The older one looks like some kind of loser, a boxing maniac with a love for trashy Euro style. But Dzhokhar, the younger brother, well, he seems like a sweetie pie, with those moony eyes and that fuzzy halo of hair. Robin Young, a radio personality in Boston, threw a prom party in her backyard for her nephew, and Dzhokhar, a classmate, was there. He was “the light of the party,” she remembered on air. “A beautiful, beautiful boy.”
Which just goes to show that evil may not have a single face, but it can be reliably found within one kind of body: that of an angry man in his late teens or twenties. Three days before they killed twelve classmates, one teacher, and themselves at their Colorado high school in 1999, Dylan Klebold and Eric Harris partied on prom night, looking outwardly “like normal young boys about to graduate,” Dave Cullen wrote in his 2009 book Columbine. “They were testing authority, testing their sexual prowess—a little frustrated with the dumbasses they had to deal with, a little full of themselves.” Adam Lanza, Timothy McVeigh, Jared Lee Loughner, James Eagan Holmes, Seung-Hui Cho—some of these villains were afflicted with mental illness, some of them drawn to extremist ideologies. It was easy to distance ourselves from each of them with a variety of alienating labels: autistic gun nut, domestic terrorist, sociopath, embittered immigrant loser. But they have three things indisputably in common. Their gender. Their youth. And a willingness to hate, which forensic psychiatrist Michael Welner distinguishes from simple anger. “You have to be hateful of everyone to kill anyone,” he says. “A person who will undertake a spectacle crime or a mass killing, that is one of the defining qualities: They don’t care that anyone can be killed.”

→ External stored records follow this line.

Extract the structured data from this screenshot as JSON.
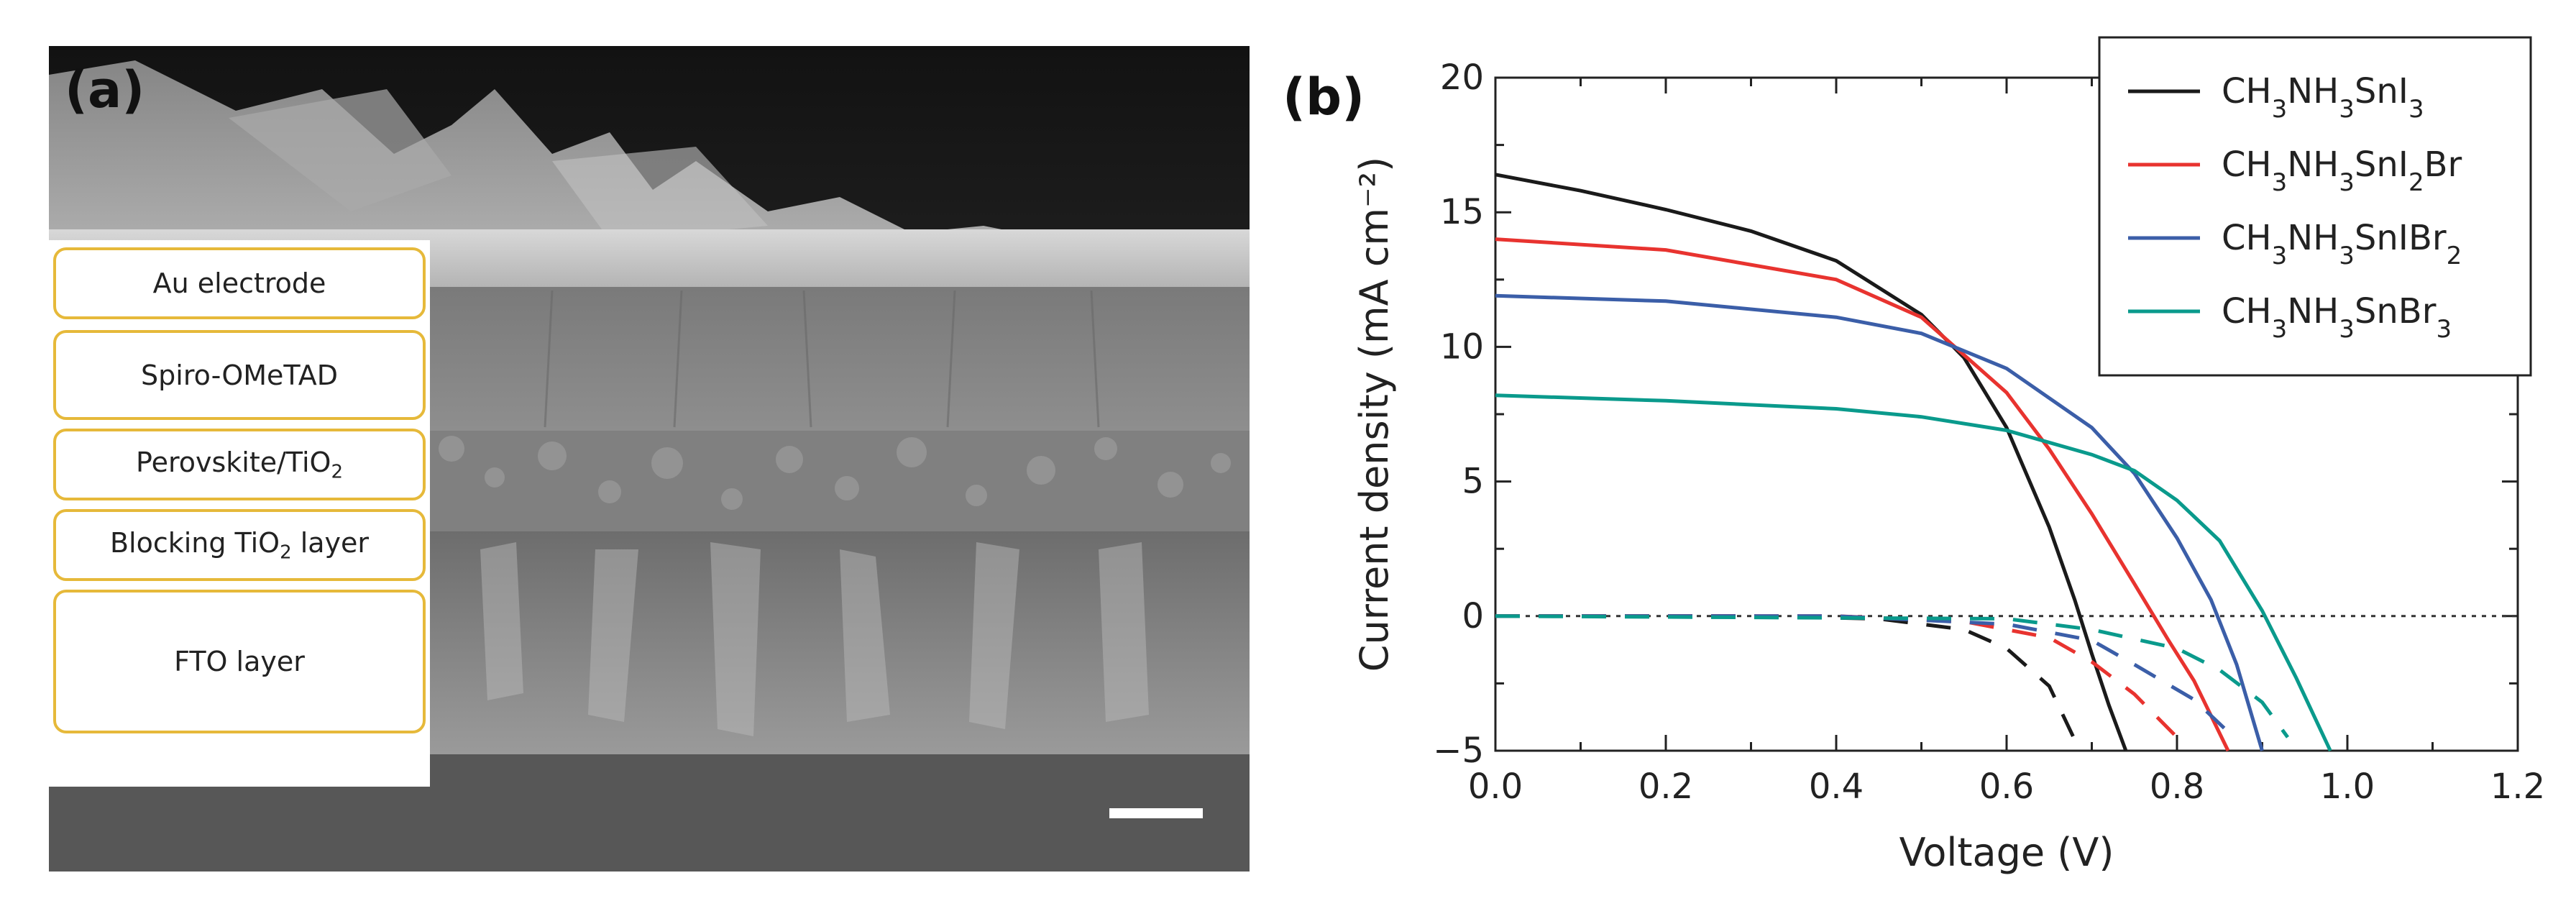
{
  "panel_a": {
    "label": "(a)",
    "layers": [
      {
        "text": "Au electrode"
      },
      {
        "text": "Spiro-OMeTAD"
      },
      {
        "text": "Perovskite/TiO",
        "sub": "2",
        "after": ""
      },
      {
        "text": "Blocking TiO",
        "sub": "2",
        "after": " layer"
      },
      {
        "text": "FTO layer"
      }
    ],
    "colors": {
      "box_border": "#e6b93a"
    }
  },
  "panel_b": {
    "label": "(b)"
  },
  "chart_data": {
    "type": "line",
    "title": "",
    "xlabel": "Voltage (V)",
    "ylabel": "Current density (mA cm⁻²)",
    "xlim": [
      0.0,
      1.2
    ],
    "ylim": [
      -5,
      20
    ],
    "x_ticks": [
      "0.0",
      "0.2",
      "0.4",
      "0.6",
      "0.8",
      "1.0",
      "1.2"
    ],
    "y_ticks": [
      "−5",
      "0",
      "5",
      "10",
      "15",
      "20"
    ],
    "legend_position": "top-right",
    "series": [
      {
        "name": "CH3NH3SnI3",
        "legend": [
          "CH",
          "3",
          "NH",
          "3",
          "SnI",
          "3",
          ""
        ],
        "color": "#1a1a1a",
        "light": {
          "x": [
            0.0,
            0.1,
            0.2,
            0.3,
            0.4,
            0.5,
            0.55,
            0.6,
            0.65,
            0.68,
            0.7,
            0.72,
            0.74
          ],
          "y": [
            16.4,
            15.8,
            15.1,
            14.3,
            13.2,
            11.2,
            9.6,
            7.0,
            3.3,
            0.6,
            -1.4,
            -3.3,
            -5.0
          ]
        },
        "dark": {
          "x": [
            0.0,
            0.3,
            0.45,
            0.55,
            0.6,
            0.65,
            0.68
          ],
          "y": [
            0.0,
            0.0,
            -0.1,
            -0.5,
            -1.2,
            -2.6,
            -4.6
          ]
        }
      },
      {
        "name": "CH3NH3SnI2Br",
        "legend": [
          "CH",
          "3",
          "NH",
          "3",
          "SnI",
          "2",
          "Br"
        ],
        "color": "#e8332f",
        "light": {
          "x": [
            0.0,
            0.2,
            0.4,
            0.5,
            0.6,
            0.65,
            0.7,
            0.75,
            0.79,
            0.82,
            0.86
          ],
          "y": [
            14.0,
            13.6,
            12.5,
            11.1,
            8.3,
            6.2,
            3.8,
            1.2,
            -0.9,
            -2.4,
            -5.0
          ]
        },
        "dark": {
          "x": [
            0.0,
            0.4,
            0.55,
            0.65,
            0.7,
            0.75,
            0.8
          ],
          "y": [
            0.0,
            0.0,
            -0.2,
            -0.8,
            -1.7,
            -2.9,
            -4.5
          ]
        }
      },
      {
        "name": "CH3NH3SnIBr2",
        "legend": [
          "CH",
          "3",
          "NH",
          "3",
          "SnIBr",
          "2",
          ""
        ],
        "color": "#3b5ea8",
        "light": {
          "x": [
            0.0,
            0.2,
            0.4,
            0.5,
            0.6,
            0.7,
            0.75,
            0.8,
            0.84,
            0.87,
            0.9
          ],
          "y": [
            11.9,
            11.7,
            11.1,
            10.5,
            9.2,
            7.0,
            5.3,
            2.9,
            0.6,
            -1.8,
            -5.0
          ]
        },
        "dark": {
          "x": [
            0.0,
            0.4,
            0.6,
            0.7,
            0.75,
            0.82,
            0.87
          ],
          "y": [
            0.0,
            0.0,
            -0.3,
            -0.9,
            -1.8,
            -3.1,
            -4.6
          ]
        }
      },
      {
        "name": "CH3NH3SnBr3",
        "legend": [
          "CH",
          "3",
          "NH",
          "3",
          "SnBr",
          "3",
          ""
        ],
        "color": "#0a9a8c",
        "light": {
          "x": [
            0.0,
            0.2,
            0.4,
            0.5,
            0.6,
            0.7,
            0.75,
            0.8,
            0.85,
            0.9,
            0.94,
            0.98
          ],
          "y": [
            8.2,
            8.0,
            7.7,
            7.4,
            6.9,
            6.0,
            5.4,
            4.3,
            2.8,
            0.2,
            -2.3,
            -5.0
          ]
        },
        "dark": {
          "x": [
            0.0,
            0.6,
            0.7,
            0.8,
            0.85,
            0.9,
            0.93
          ],
          "y": [
            0.0,
            -0.1,
            -0.5,
            -1.2,
            -2.0,
            -3.2,
            -4.5
          ]
        }
      }
    ]
  }
}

Angry. Young. Men. The description doesn’t explain the motivations behind every notorious bloodbath, but it’s a place to start—perhaps the only place to start. Men have testosterone, an aggression drug, coursing through their veins; levels rise under stress, and young men have more of it than older ones. (Give testosterone to female rats, and they will become uncharacteristically violent.) Moral development isn’t complete in humans until about age 21—“This is why we don’t put the 14-year-olds in charge,” says Sam Harris, a neuroscientist and moral philosopher. And men are likelier than women to act out vengeance, partly because their brains do not propel them to seek help, to pick up the phone or see a shrink, when enraged. And that male proclivity to assert power through violence has been true for males, and not for females, for millions of years, which is why when you give your 4-year-old daughter a toy sword to play with, she may just turn it into a fairy wand and go on with her day.

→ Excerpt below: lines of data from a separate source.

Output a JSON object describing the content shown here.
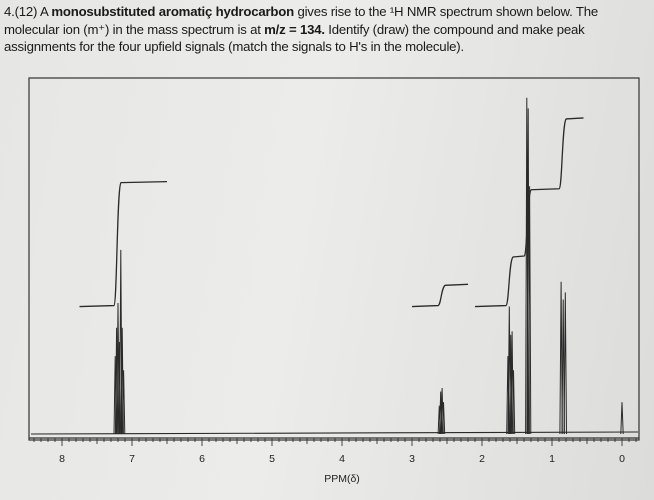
{
  "question": {
    "number": "4.(12)",
    "part1": " A ",
    "bold1": "monosubstituted aromatiç hydrocarbon",
    "part2": " gives rise to the ¹H NMR spectrum shown below. The molecular ion (m⁺) in the mass spectrum is at ",
    "bold2": "m/z = 134.",
    "part3": "  Identify (draw) the compound and make peak assignments for the four upfield signals (match the signals to H's in the molecule)."
  },
  "chart_data": {
    "type": "line",
    "title": "",
    "xlabel": "PPM(δ)",
    "ylabel": "",
    "xlim": [
      8.4,
      -0.25
    ],
    "x_reversed": true,
    "ylim": [
      0,
      100
    ],
    "x_ticks": [
      8,
      7,
      6,
      5,
      4,
      3,
      2,
      1,
      0
    ],
    "minor_tick_step": 0.1,
    "grid": false,
    "line_color": "#2a2a2a",
    "peaks": [
      {
        "ppm": 7.24,
        "intensity": 22
      },
      {
        "ppm": 7.22,
        "intensity": 30
      },
      {
        "ppm": 7.2,
        "intensity": 37
      },
      {
        "ppm": 7.18,
        "intensity": 26
      },
      {
        "ppm": 7.16,
        "intensity": 52
      },
      {
        "ppm": 7.14,
        "intensity": 30
      },
      {
        "ppm": 7.12,
        "intensity": 18
      },
      {
        "ppm": 2.61,
        "intensity": 8
      },
      {
        "ppm": 2.59,
        "intensity": 12
      },
      {
        "ppm": 2.57,
        "intensity": 13
      },
      {
        "ppm": 2.55,
        "intensity": 9
      },
      {
        "ppm": 1.63,
        "intensity": 22
      },
      {
        "ppm": 1.61,
        "intensity": 36
      },
      {
        "ppm": 1.59,
        "intensity": 28
      },
      {
        "ppm": 1.57,
        "intensity": 29
      },
      {
        "ppm": 1.55,
        "intensity": 18
      },
      {
        "ppm": 1.36,
        "intensity": 95
      },
      {
        "ppm": 1.34,
        "intensity": 92
      },
      {
        "ppm": 1.32,
        "intensity": 70
      },
      {
        "ppm": 0.87,
        "intensity": 43
      },
      {
        "ppm": 0.84,
        "intensity": 38
      },
      {
        "ppm": 0.81,
        "intensity": 40
      },
      {
        "ppm": 0.0,
        "intensity": 9
      }
    ],
    "integrals": [
      {
        "from_ppm": 7.75,
        "to_ppm": 6.5,
        "step_ppm": 7.2,
        "start": 36,
        "end": 71
      },
      {
        "from_ppm": 3.0,
        "to_ppm": 2.2,
        "step_ppm": 2.57,
        "start": 36,
        "end": 42
      },
      {
        "from_ppm": 2.1,
        "to_ppm": 0.55,
        "steps": [
          {
            "ppm": 1.6,
            "end": 50
          },
          {
            "ppm": 1.34,
            "end": 69
          },
          {
            "ppm": 0.84,
            "end": 89
          }
        ],
        "start": 36
      }
    ]
  }
}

The willingness of men to imagine themselves as warriors is rooted in a protective impulse that can get distorted through culture and especially trauma, says family therapist Michael Gurian, and the resulting mental illnesses caused by trauma too often go untreated in men. These criminals have broken selves, says Gurian, and their culture abets their appetite for violence. The terrorist or the mass murderer believes, because his white-supremacist or Islamist or boxing world tells him so, that he can fill his emptiness with a sensationally violent act. “These crimes are very much about the evolution of masculine identity,” says Welner. Gurian explains the mind-set like this: “I develop a self by destroying. I will now go destroy. That will hopefully create in me enough of a self that I will have some power. I will have some status. I will show people.”

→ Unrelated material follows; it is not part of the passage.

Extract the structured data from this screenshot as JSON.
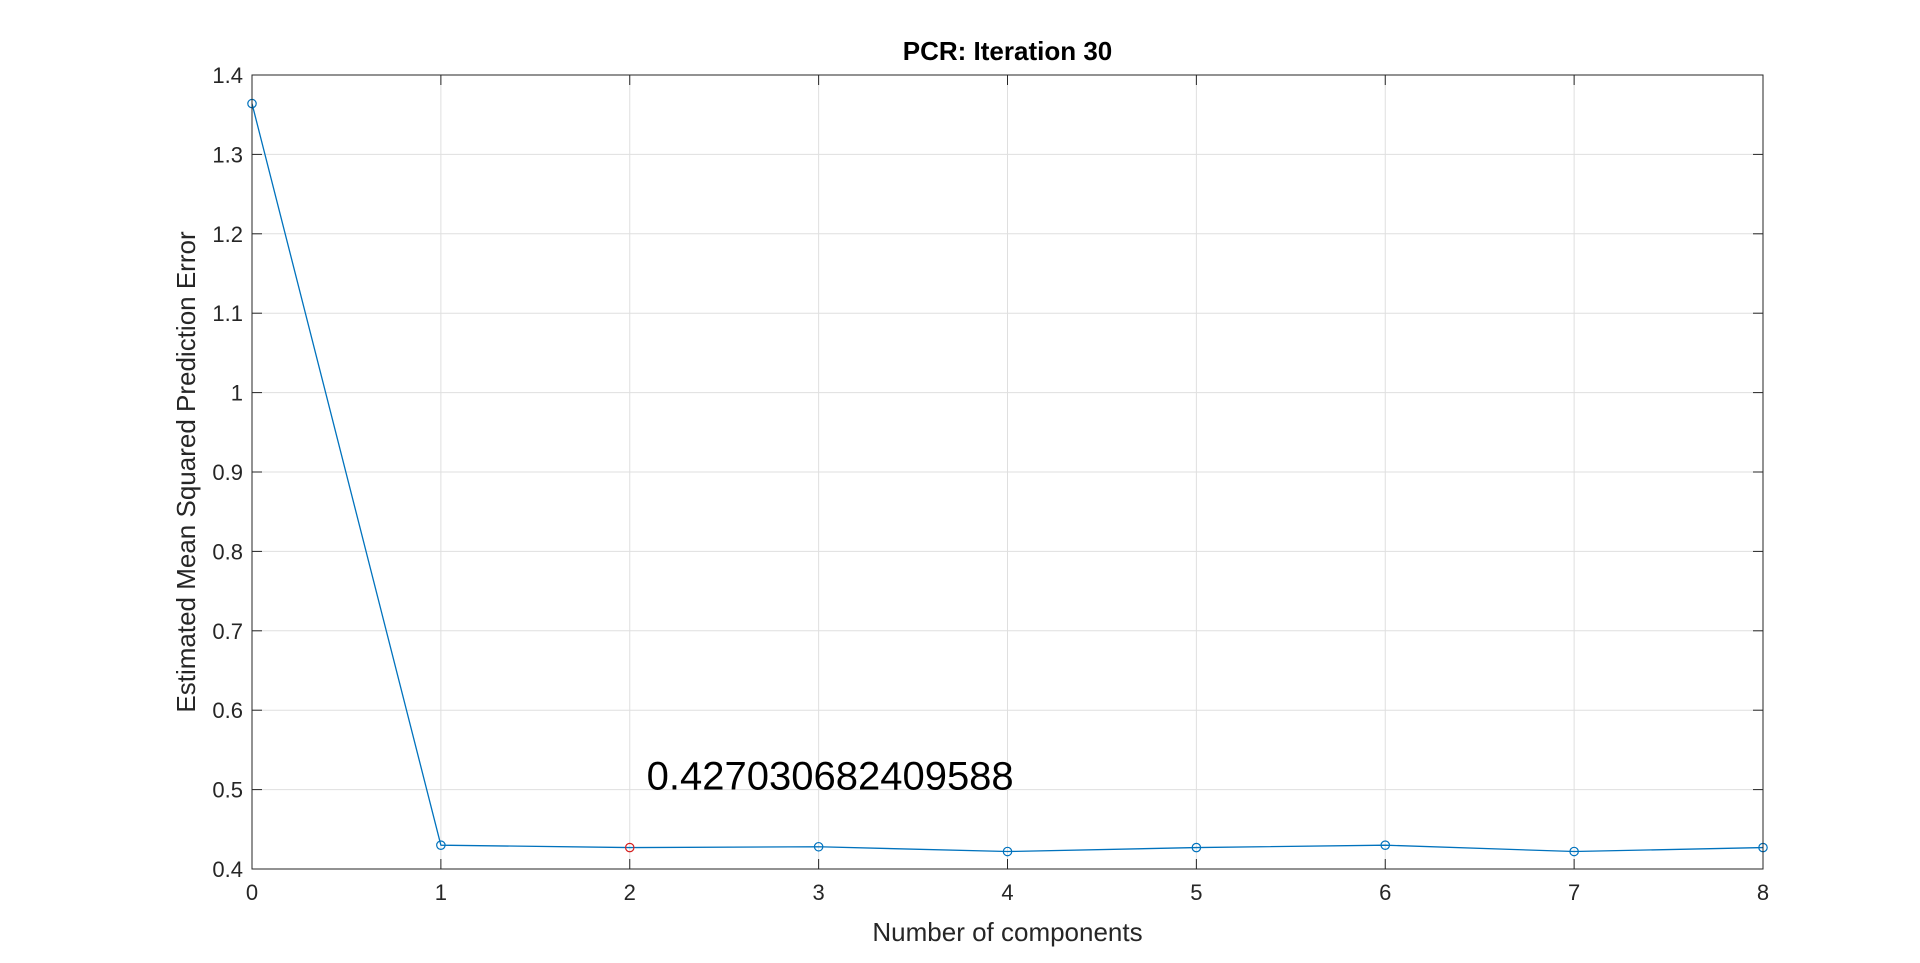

But what do they show? All these murderous men have something they want to prove: a devotion to Allah, a fuck-you to the world, a dexterity with explosives, a political objection or a nationalist passion. But the more of them we meet, the less they seem to be fringe ideological actors and more like various avatars of a single type. Dzhokhar, so far, is a puzzle. A look at the horrifying and banal Twitter feed reported to be his shows a boy who liked Breaking Bad and followed college basketball, listened to Eminem and Dr. Dre and knew a song from Rent, who was passingly familiar with the works of the political theorist Edmund Burke. “Dzhokhar is a sweet boy, innocent. He was always smiling, friendly, and happy,” a man describing himself as a cousin told the Boston Globe last week. “I don’t know how he is involved in this.” The boy who spent hours Friday night hiding in a boat in Watertown could have been one of the charming 19-year-olds at your last backyard party.